Charitable Remainder Trust
CRTs offer current and future income tax and estate tax benefits. In addition, CRTs can be used as retirement vehicles as well as to increase the amount of assets passing to heirs. These advantages can be accomplished, while also establishing a charitable legacy.
How Does a CRT Work?
A CRT is an irrevocable tax-exempt trust that is comprised of two parts. The first part is the income interest, which provides that during a designated period (e.g., the joint lives of you and your spouse), the income from the trust is paid to you or to your heirs. The second part is the remainder interest, which provides that at the conclusion of the income interest period, the trust assets are distributed to a qualifying charity. The charity is the beneficiary of the trust's remainder interest.
Example:
At age 62 you contribute stock valued at $1,000,000 with a basis of $500,000 to a CRT. The CRT provides for a 7% annual payout of the trust's annual value over the joint lives of you and your spouse with the trust remainder passing on the death of the last of you and your spouse to the charity of your choice.

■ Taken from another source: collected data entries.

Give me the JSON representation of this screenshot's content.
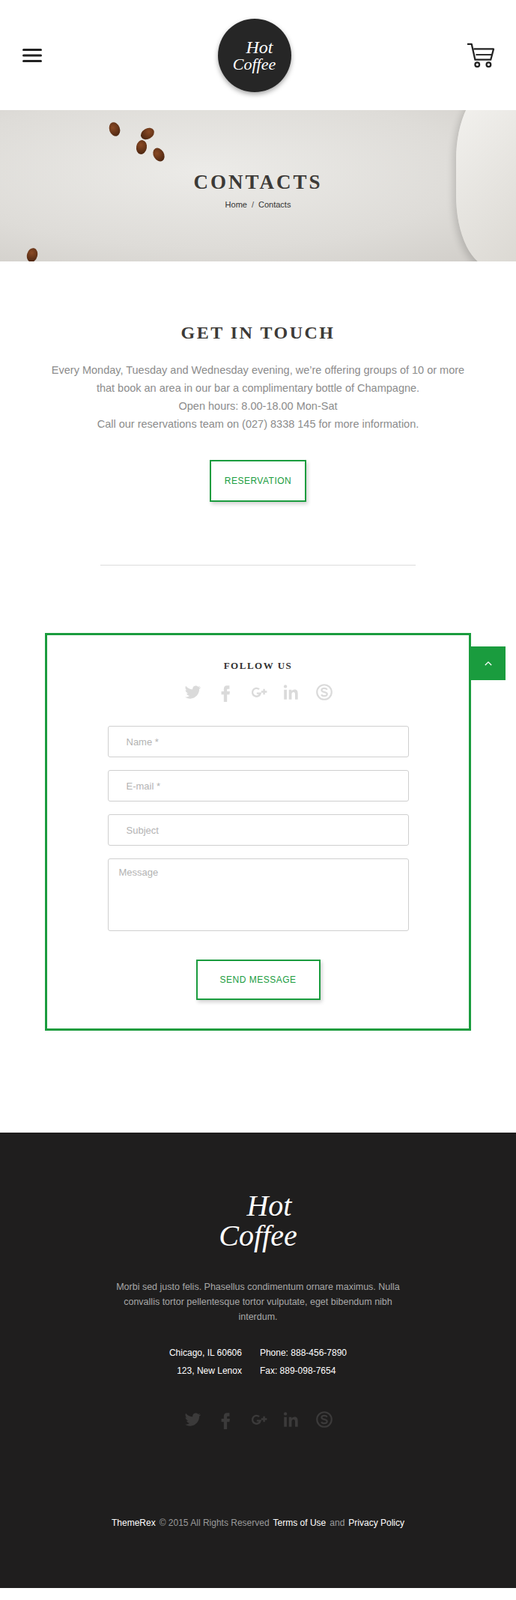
{
  "header": {
    "logo": {
      "line1": "Hot",
      "line2": "Coffee"
    }
  },
  "banner": {
    "title": "CONTACTS",
    "breadcrumbs": [
      {
        "label": "Home",
        "selected": false
      },
      {
        "label": "Contacts",
        "selected": true
      }
    ],
    "separator": "/"
  },
  "intro": {
    "title": "GET IN TOUCH",
    "lines": [
      "Every Monday, Tuesday and Wednesday evening, we’re offering groups of 10 or more that book an area in our bar a complimentary bottle of Champagne.",
      "Open hours: 8.00-18.00 Mon-Sat",
      "Call our reservations team on (027) 8338 145 for more information."
    ],
    "button": "RESERVATION"
  },
  "contact_form": {
    "title": "FOLLOW US",
    "fields": [
      {
        "placeholder": "Name *",
        "kind": "input"
      },
      {
        "placeholder": "E-mail *",
        "kind": "input"
      },
      {
        "placeholder": "Subject",
        "kind": "input"
      },
      {
        "placeholder": "Message",
        "kind": "textarea"
      }
    ],
    "button": "SEND MESSAGE"
  },
  "footer": {
    "logo": {
      "line1": "Hot",
      "line2": "Coffee"
    },
    "text": "Morbi sed justo felis. Phasellus condimentum ornare maximus. Nulla convallis tortor pellentesque tortor vulputate, eget bibendum nibh interdum.",
    "address": [
      "Chicago, IL 60606",
      "123, New Lenox"
    ],
    "contacts": [
      "Phone: 888-456-7890",
      "Fax: 889-098-7654"
    ],
    "copyright": {
      "brand": "ThemeRex",
      "rights": "© 2015 All Rights Reserved",
      "terms": "Terms of Use",
      "and": "and",
      "privacy": "Privacy Policy"
    }
  }
}
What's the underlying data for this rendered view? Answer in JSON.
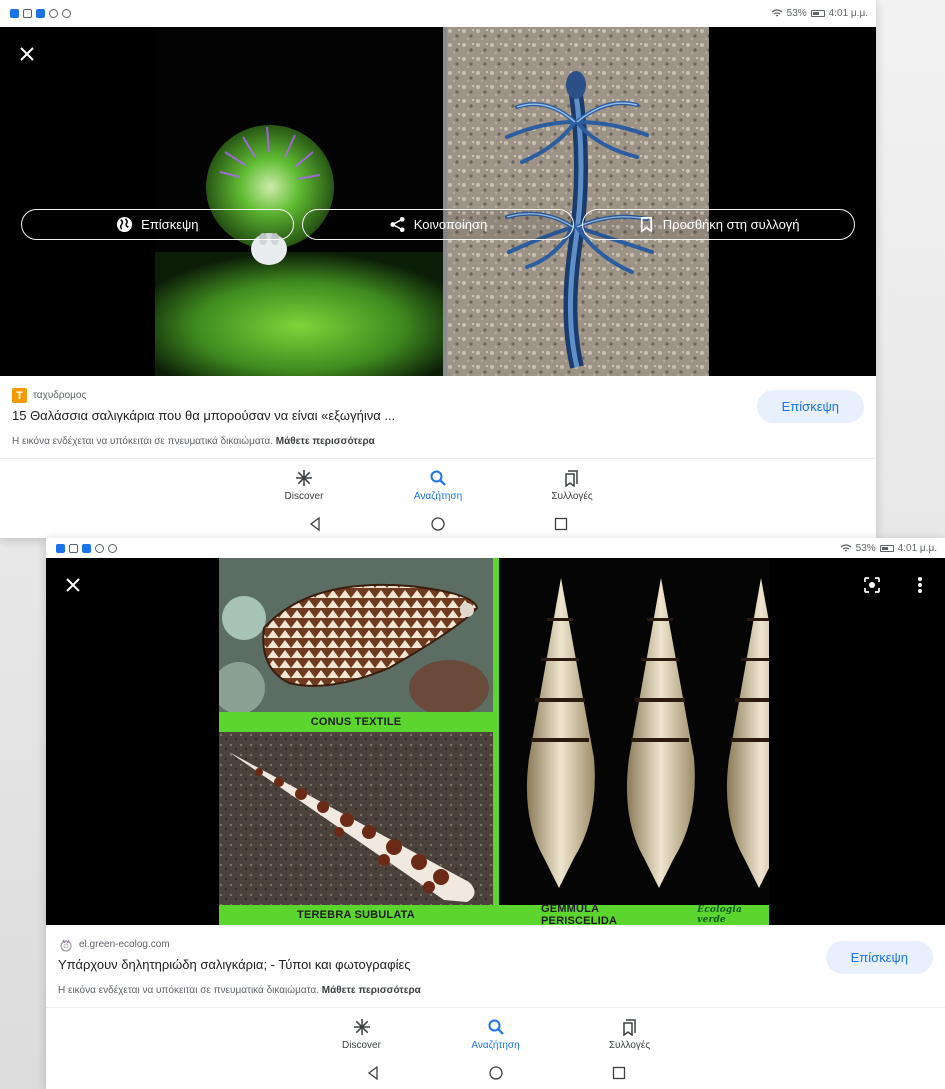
{
  "status_bar": {
    "battery": "53%",
    "time": "4:01 μ.μ."
  },
  "screen1": {
    "chips": [
      {
        "label": "Επίσκεψη",
        "icon": "globe-icon"
      },
      {
        "label": "Κοινοποίηση",
        "icon": "share-icon"
      },
      {
        "label": "Προσθήκη στη συλλογή",
        "icon": "bookmark-icon"
      }
    ],
    "source_name": "ταχυδρομος",
    "source_letter": "T",
    "title": "15 Θαλάσσια σαλιγκάρια που θα μπορούσαν να είναι «εξωγήινα ...",
    "rights_text": "Η εικόνα ενδέχεται να υπόκειται σε πνευματικά δικαιώματα.",
    "learn_more": "Μάθετε περισσότερα",
    "visit_label": "Επίσκεψη"
  },
  "screen2": {
    "labels": {
      "conus": "CONUS TEXTILE",
      "terebra": "TEREBRA SUBULATA",
      "gemmula": "GEMMULA PERISCELIDA",
      "watermark": "Ecologia verde"
    },
    "source_name": "el.green-ecolog.com",
    "title": "Υπάρχουν δηλητηριώδη σαλιγκάρια; - Τύποι και φωτογραφίες",
    "rights_text": "Η εικόνα ενδέχεται να υπόκειται σε πνευματικά δικαιώματα.",
    "learn_more": "Μάθετε περισσότερα",
    "visit_label": "Επίσκεψη"
  },
  "nav": {
    "items": [
      {
        "label": "Discover",
        "icon": "asterisk-icon",
        "active": false
      },
      {
        "label": "Αναζήτηση",
        "icon": "search-icon",
        "active": true
      },
      {
        "label": "Συλλογές",
        "icon": "collections-icon",
        "active": false
      }
    ]
  },
  "colors": {
    "accent": "#1a73e8",
    "visit_bg": "#e8f0fe",
    "label_green": "#5cd62e"
  }
}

With these assumptions in place, here is how the arrangement would work: You and your spouse will receive retirement income of $70,000 annually (7% of $1,000,000) from the trust for the remainder of each of your lives. Previously, the stock may not have generated any current income. In the year established, you and your spouse would also receive a current charitable income tax deduction of approximately $434,000, which may be required to be spread out over several years. The trustee could even sell the stock and reinvest the proceeds free of any capital gains. Had the stock been sold directly by you or your spouse, rather than through the trust, capital gains taxes at 20% would have been due on the $500,000 gain.
Capital Gains
By establishing the CRT, you create a tax-free environment for the sale of contributed assets.
Because of the tax-exempt nature of the trust, an ideal property to use in funding the trust is highly appreciated capital assets. The highly appreciated assets can be sold by the trust free of any capital gain.
Current Income Tax Deduction
The contribution of property to a CRT establishes an immediate income tax deduction equal to the present value of the remainder interest. The calculation of the deduction is based on a variety of variables, including value of the property contributed to the CRT, age(s) of the income recipient(s), annual payout rate, type of trust and the IRS table rate in effect at the time the trust is established.
Reduction in Estate Taxes
The CRT reduces your estate taxes. This occurs because assets transferred to the CRT pass to the charity at the designated time, so that property may not be subject to estate tax. The savings may be substantial if you are in a high marginal estate tax bracket. Depending on the amount contributed to the CRT, it could completely eliminate the estate tax.
Retirement Income
A CRT can provide a definitive cash flow during your retirement. This can be a significant advantage where the property contributed to the CRT does not produce any cash flow. The CRT therefore can provide an annual payment of either a fixed amount or percentage of the trust assets.
Wealth Can Be Replaced
The tax savings resulting from the income tax deduction could fully fund the purchase of a second-to-die policy which would replace the $1,000,000 placed into the CRT. With respect to any second-to-die policy, a Life Insurance Trust should purchase the $1,000,000 policy. The policy would replace the value of the property passing to charity. Because the policy is held by an irrevocable trust, the insurance proceeds would not be subject to estate tax.
Conclusion
The CRT can be utilized to obtain a current income tax deduction, reduce your overall estate taxes, provide cash flow for your retirement, eliminate a potential capital gains tax on any appreciated assets, and provide for your favorite charity.